La creciente globalización y el carácter eminentemente transnacional del delito de terrorismo exigen la necesaria armonización de las normas nacionales a los estándares internacionales a los efectos de proveer una estrategia conjunta eficaz y una adecuada asistencia legal mutua. En este marco debe señalarse que el compromiso que Argentina se debe en este tema no solo resulta una cuestión de seguridad nacional sino a la vez una obligación, producto de su inserción en la comunidad internacional a través de la ONU y, en particular, por ser suscriptor del Convenio Internacional para la Represión de la Financiación del Terrorismo y en su carácter de miembro pleno del GAFI, del que forma parte por propia voluntad desde hace más de 10 años.

Pese a ello, el país no ha implementado en su totalidad el referido Convenio ni cumple hoy acabadamente con las Recomendaciones Especiales del GAFI en la materia, ya que el delito de financiación del terrorismo, y en particular el delito antecedente de terrorismo, tienen un alcance muy limitado en tanto solamente comprende aquellas organizaciones terroristas con ramificaciones internacionales y no cubre aquellas que actúen en ámbito territorial limitado ni tampoco el acto terrorista individual.

Atendiendo a este cuadro, el Diputado Gustavo Ferrari ha presentado un proyecto de ley (ver proyecto) que tipifica autónomamente el acto terrorista, independientemente del carácter organizativo o individual de la empresa criminal, readecua el delito de financiación del terrorismo contemplando otras formas de colaboración, prevé la responsabilidad penal de las personas jurídicas involucradas y establece medidas eficaces para el oportuno congelamiento de los fondos utilizados.

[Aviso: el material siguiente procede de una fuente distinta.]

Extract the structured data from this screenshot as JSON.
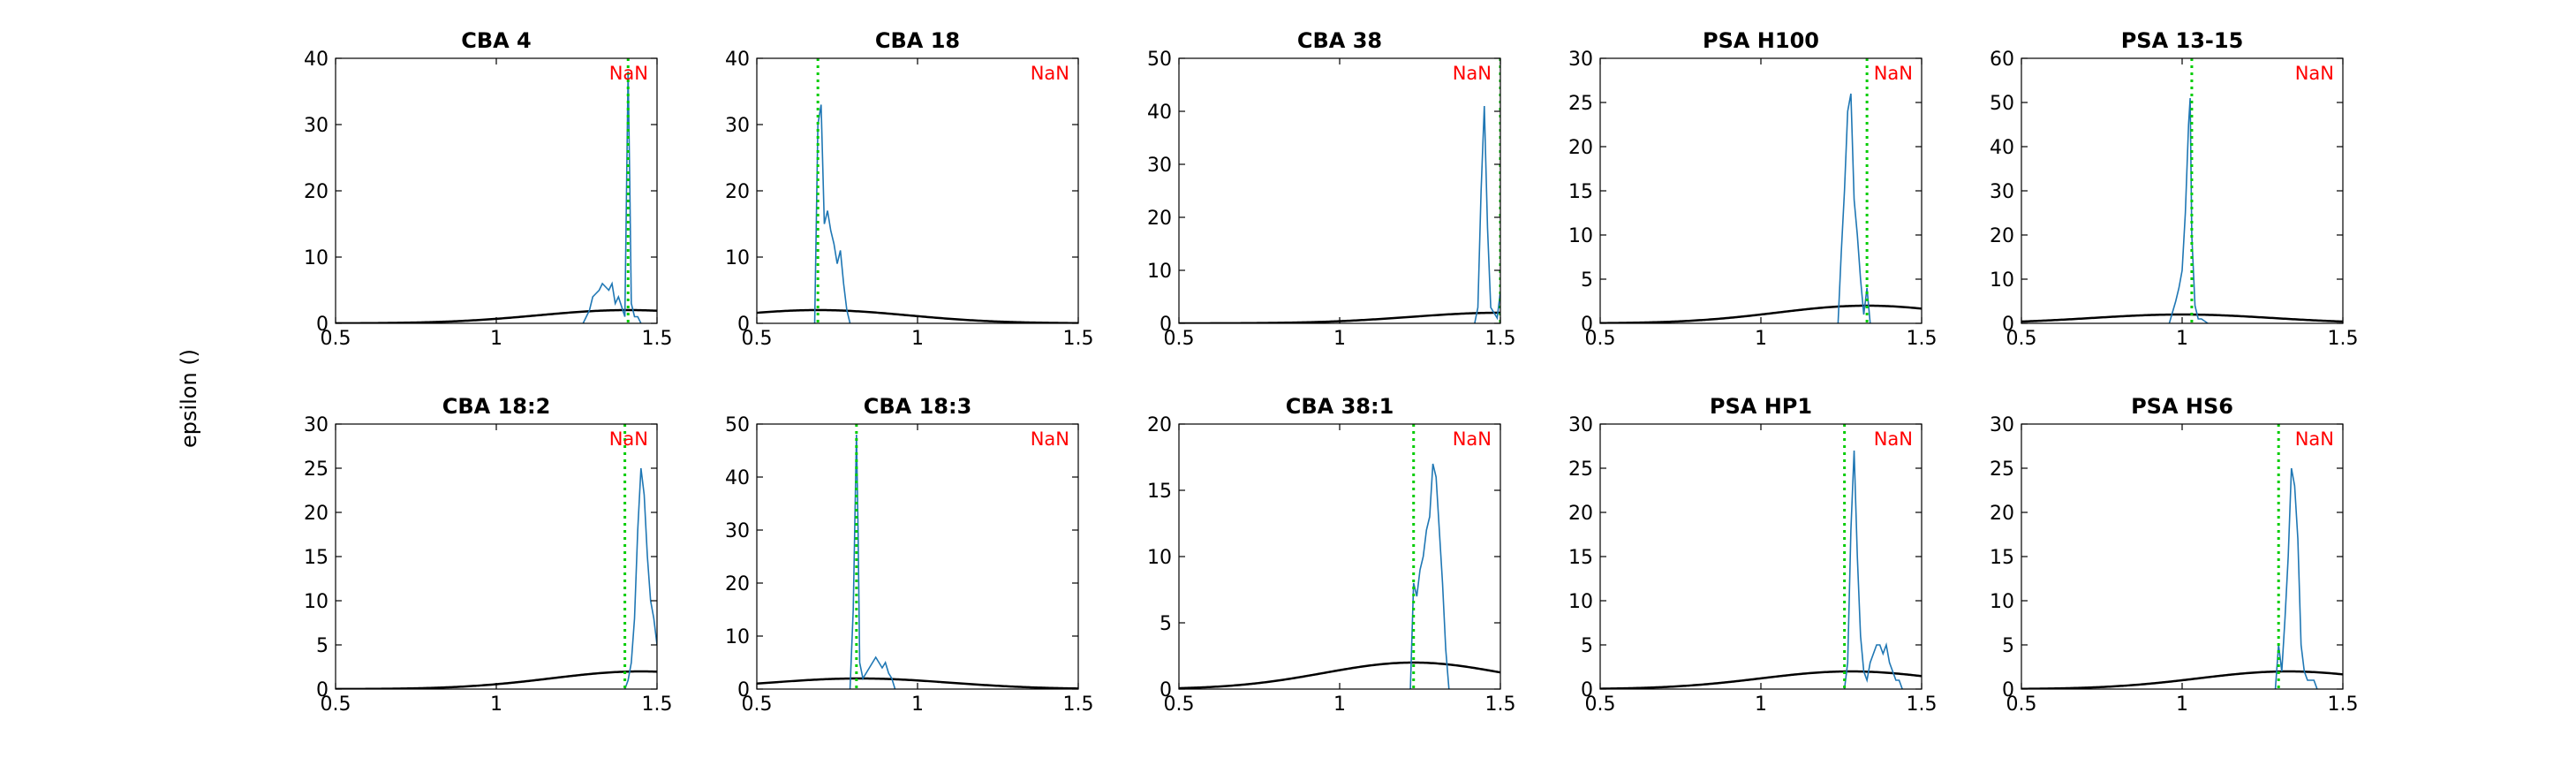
{
  "figure": {
    "ylabel": "epsilon ()",
    "annotation": "NaN",
    "colors": {
      "hist": "#1f77b4",
      "gauss": "#000000",
      "vline": "#00cc00",
      "nan": "#ff0000",
      "axis": "#000000"
    }
  },
  "chart_data": [
    {
      "type": "line",
      "title": "CBA 4",
      "xlim": [
        0.5,
        1.5
      ],
      "ylim": [
        0,
        40
      ],
      "xticks": [
        0.5,
        1,
        1.5
      ],
      "yticks": [
        0,
        10,
        20,
        30,
        40
      ],
      "vline": 1.41,
      "annotation": "NaN",
      "series": [
        {
          "x": [
            1.27,
            1.29,
            1.3,
            1.31,
            1.32,
            1.33,
            1.34,
            1.35,
            1.36,
            1.37,
            1.38,
            1.39,
            1.4,
            1.41,
            1.415,
            1.42,
            1.43,
            1.44,
            1.45
          ],
          "y": [
            0,
            2,
            4,
            4.5,
            5,
            6,
            5.5,
            5,
            6,
            3,
            4,
            2.5,
            1,
            38,
            22,
            3,
            1,
            1,
            0
          ]
        },
        {
          "type": "gaussian",
          "mu": 1.41,
          "sigma": 0.28,
          "peak": 2
        }
      ]
    },
    {
      "type": "line",
      "title": "CBA 18",
      "xlim": [
        0.5,
        1.5
      ],
      "ylim": [
        0,
        40
      ],
      "xticks": [
        0.5,
        1,
        1.5
      ],
      "yticks": [
        0,
        10,
        20,
        30,
        40
      ],
      "vline": 0.69,
      "annotation": "NaN",
      "series": [
        {
          "x": [
            0.68,
            0.69,
            0.7,
            0.71,
            0.72,
            0.73,
            0.74,
            0.75,
            0.76,
            0.77,
            0.78,
            0.79
          ],
          "y": [
            0,
            30,
            33,
            15,
            17,
            14,
            12,
            9,
            11,
            6,
            2,
            0
          ]
        },
        {
          "type": "gaussian",
          "mu": 0.69,
          "sigma": 0.28,
          "peak": 2
        }
      ]
    },
    {
      "type": "line",
      "title": "CBA 38",
      "xlim": [
        0.5,
        1.5
      ],
      "ylim": [
        0,
        50
      ],
      "xticks": [
        0.5,
        1,
        1.5
      ],
      "yticks": [
        0,
        10,
        20,
        30,
        40,
        50
      ],
      "vline": 1.5,
      "annotation": "NaN",
      "series": [
        {
          "x": [
            1.42,
            1.43,
            1.44,
            1.45,
            1.46,
            1.47,
            1.48,
            1.49,
            1.5
          ],
          "y": [
            0,
            3,
            25,
            41,
            18,
            3,
            2,
            1,
            6
          ]
        },
        {
          "type": "gaussian",
          "mu": 1.5,
          "sigma": 0.28,
          "peak": 2
        }
      ]
    },
    {
      "type": "line",
      "title": "PSA H100",
      "xlim": [
        0.5,
        1.5
      ],
      "ylim": [
        0,
        30
      ],
      "xticks": [
        0.5,
        1,
        1.5
      ],
      "yticks": [
        0,
        5,
        10,
        15,
        20,
        25,
        30
      ],
      "vline": 1.33,
      "annotation": "NaN",
      "series": [
        {
          "x": [
            1.24,
            1.25,
            1.26,
            1.27,
            1.28,
            1.29,
            1.3,
            1.31,
            1.32,
            1.33,
            1.34
          ],
          "y": [
            0,
            8,
            15,
            24,
            26,
            14,
            10,
            5,
            1,
            4,
            0
          ]
        },
        {
          "type": "gaussian",
          "mu": 1.33,
          "sigma": 0.28,
          "peak": 2
        }
      ]
    },
    {
      "type": "line",
      "title": "PSA 13-15",
      "xlim": [
        0.5,
        1.5
      ],
      "ylim": [
        0,
        60
      ],
      "xticks": [
        0.5,
        1,
        1.5
      ],
      "yticks": [
        0,
        10,
        20,
        30,
        40,
        50,
        60
      ],
      "vline": 1.03,
      "annotation": "NaN",
      "series": [
        {
          "x": [
            0.96,
            0.98,
            0.99,
            1.0,
            1.01,
            1.02,
            1.025,
            1.03,
            1.04,
            1.05,
            1.06,
            1.08
          ],
          "y": [
            0,
            5,
            8,
            12,
            25,
            45,
            51,
            20,
            4,
            1,
            1,
            0
          ]
        },
        {
          "type": "gaussian",
          "mu": 1.0,
          "sigma": 0.28,
          "peak": 2
        }
      ]
    },
    {
      "type": "line",
      "title": "CBA 18:2",
      "xlim": [
        0.5,
        1.5
      ],
      "ylim": [
        0,
        30
      ],
      "xticks": [
        0.5,
        1,
        1.5
      ],
      "yticks": [
        0,
        5,
        10,
        15,
        20,
        25,
        30
      ],
      "vline": 1.4,
      "annotation": "NaN",
      "series": [
        {
          "x": [
            1.4,
            1.41,
            1.42,
            1.43,
            1.44,
            1.45,
            1.46,
            1.47,
            1.48,
            1.49,
            1.5
          ],
          "y": [
            0,
            1,
            3,
            8,
            18,
            25,
            22,
            15,
            10,
            8,
            5
          ]
        },
        {
          "type": "gaussian",
          "mu": 1.45,
          "sigma": 0.28,
          "peak": 2
        }
      ]
    },
    {
      "type": "line",
      "title": "CBA 18:3",
      "xlim": [
        0.5,
        1.5
      ],
      "ylim": [
        0,
        50
      ],
      "xticks": [
        0.5,
        1,
        1.5
      ],
      "yticks": [
        0,
        10,
        20,
        30,
        40,
        50
      ],
      "vline": 0.81,
      "annotation": "NaN",
      "series": [
        {
          "x": [
            0.79,
            0.8,
            0.81,
            0.815,
            0.82,
            0.83,
            0.84,
            0.85,
            0.86,
            0.87,
            0.88,
            0.89,
            0.9,
            0.91,
            0.92,
            0.93
          ],
          "y": [
            0,
            15,
            48,
            30,
            5,
            2,
            3,
            4,
            5,
            6,
            5,
            4,
            5,
            3,
            2,
            0
          ]
        },
        {
          "type": "gaussian",
          "mu": 0.82,
          "sigma": 0.28,
          "peak": 2
        }
      ]
    },
    {
      "type": "line",
      "title": "CBA 38:1",
      "xlim": [
        0.5,
        1.5
      ],
      "ylim": [
        0,
        20
      ],
      "xticks": [
        0.5,
        1,
        1.5
      ],
      "yticks": [
        0,
        5,
        10,
        15,
        20
      ],
      "vline": 1.23,
      "annotation": "NaN",
      "series": [
        {
          "x": [
            1.22,
            1.23,
            1.24,
            1.25,
            1.26,
            1.27,
            1.28,
            1.29,
            1.3,
            1.31,
            1.32,
            1.33,
            1.34
          ],
          "y": [
            0,
            8,
            7,
            9,
            10,
            12,
            13,
            17,
            16,
            12,
            8,
            3,
            0
          ]
        },
        {
          "type": "gaussian",
          "mu": 1.23,
          "sigma": 0.28,
          "peak": 2
        }
      ]
    },
    {
      "type": "line",
      "title": "PSA HP1",
      "xlim": [
        0.5,
        1.5
      ],
      "ylim": [
        0,
        30
      ],
      "xticks": [
        0.5,
        1,
        1.5
      ],
      "yticks": [
        0,
        5,
        10,
        15,
        20,
        25,
        30
      ],
      "vline": 1.26,
      "annotation": "NaN",
      "series": [
        {
          "x": [
            1.26,
            1.27,
            1.28,
            1.29,
            1.3,
            1.31,
            1.32,
            1.33,
            1.34,
            1.35,
            1.36,
            1.37,
            1.38,
            1.39,
            1.4,
            1.41,
            1.42,
            1.43,
            1.44
          ],
          "y": [
            0,
            3,
            18,
            27,
            15,
            6,
            2,
            1,
            3,
            4,
            5,
            5,
            4,
            5,
            3,
            2,
            1,
            1,
            0
          ]
        },
        {
          "type": "gaussian",
          "mu": 1.28,
          "sigma": 0.28,
          "peak": 2
        }
      ]
    },
    {
      "type": "line",
      "title": "PSA HS6",
      "xlim": [
        0.5,
        1.5
      ],
      "ylim": [
        0,
        30
      ],
      "xticks": [
        0.5,
        1,
        1.5
      ],
      "yticks": [
        0,
        5,
        10,
        15,
        20,
        25,
        30
      ],
      "vline": 1.3,
      "annotation": "NaN",
      "series": [
        {
          "x": [
            1.29,
            1.3,
            1.31,
            1.32,
            1.33,
            1.34,
            1.35,
            1.36,
            1.37,
            1.38,
            1.39,
            1.4,
            1.41,
            1.42
          ],
          "y": [
            0,
            5,
            2,
            8,
            15,
            25,
            23,
            17,
            5,
            2,
            1,
            1,
            1,
            0
          ]
        },
        {
          "type": "gaussian",
          "mu": 1.33,
          "sigma": 0.28,
          "peak": 2
        }
      ]
    }
  ]
}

Dicha propuesta contribuirá a fortalecer el actual régimen, no solo para adecuarlo a los estándares internacionales, sino también en la inteligencia de que la aplicación de las mejores prácticas posibilitará la participación activa del país en materia de cooperación internacional y, a la vez, lo colocará como un referente regional en el combate a este flagelo, permitiéndole reclamar con autoridad el acompañamiento de la comunidad internacional y la necesaria reciprocidad para el debido esclarecimiento de los atentados terroristas sufridos en suelo argentino y la prevención conjunta de las nuevas amenazas.